In fact, industry analyst Phelps Hoyt, at KDP Investment Advisors, offered the idea that if another type of issuer, even a utility for example, came to the market with the types of coupons in the low teens offered by telecom issuers these days, they would find buyers faster.
To be sure, two of the telecom deals that priced last week, Canada-based GT Group Telecom and U.K.-based Atlantic Telecom, each featured coupons of 13.25%.
GT Group sold an issue with a face value of $855 million issue that priced at 52.65. It carried a rating of Caa1 from Moody's Investors Service and CCC-plus from Standard & Poor's.
The deal is initially callable in 2005 at 106.625, and then prices fall in subsequent years to 104.417, 102.208 and par.
Covad Communications Group sold a $425 million issue on Friday, Jan. 21 that carried a 12% coupon. It had a rating of B3 from Moody's and B-minus from S&P, and it priced at par to yield 521 basis points over Treasurys. It is first callable in 2005 at 106, and the prices fall in succeeding years to 104,102, and par in each year thereafter.
Also on Jan. 21, Nextel Communications sold a massive $1 billion issue that featured a 5.25% coupon and a rating of B1 from Moody's and B from S&P.
European HY Sees Industrial Issues
After continued domination by the telecom sector, the European highyield market saw two issues by industrial companies last week, giving cause for excitement among investors hungry to diversify their portfolios.
Dublin-based Clondalkin, a print and packaging producer, and Concordia, a Scandinavian bus operator, both hit the market with new issues.
The Clondalkin transaction, handled by Lehman Brothers, priced at 10.625% and was up about a half point in secondary trading as of Thursday, according to a buyside source familiar with the deal.
The price talk regarding the Concordia issue, which was expected to price on Friday, was at 11.125%, sources said. The deal was being handled by Goldman, Sachs & Co. and was expected to see enormous demand.

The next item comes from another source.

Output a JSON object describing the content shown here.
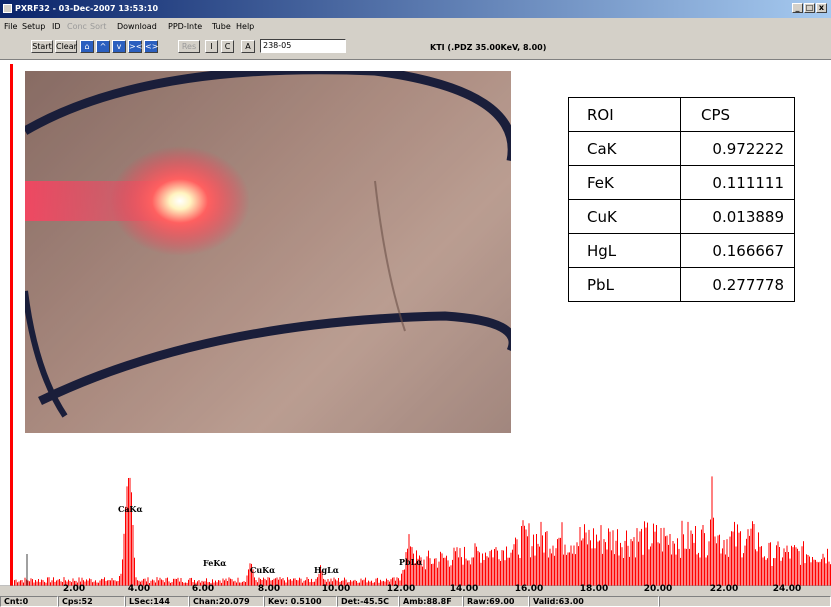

"There haven't been industrial names being issued for the last three months or so," a portfolio manager said. "[These] are the first two that people are able to buy to diversify their portfolios, so they're piling in."
Also issuing was the U.K.'s Atlantic Telecom, a transaction managed by Chase Securities, which came in at 13% on the 200 million euro tranche, and 13.25% on the GBP75 million tranche($122.9 million).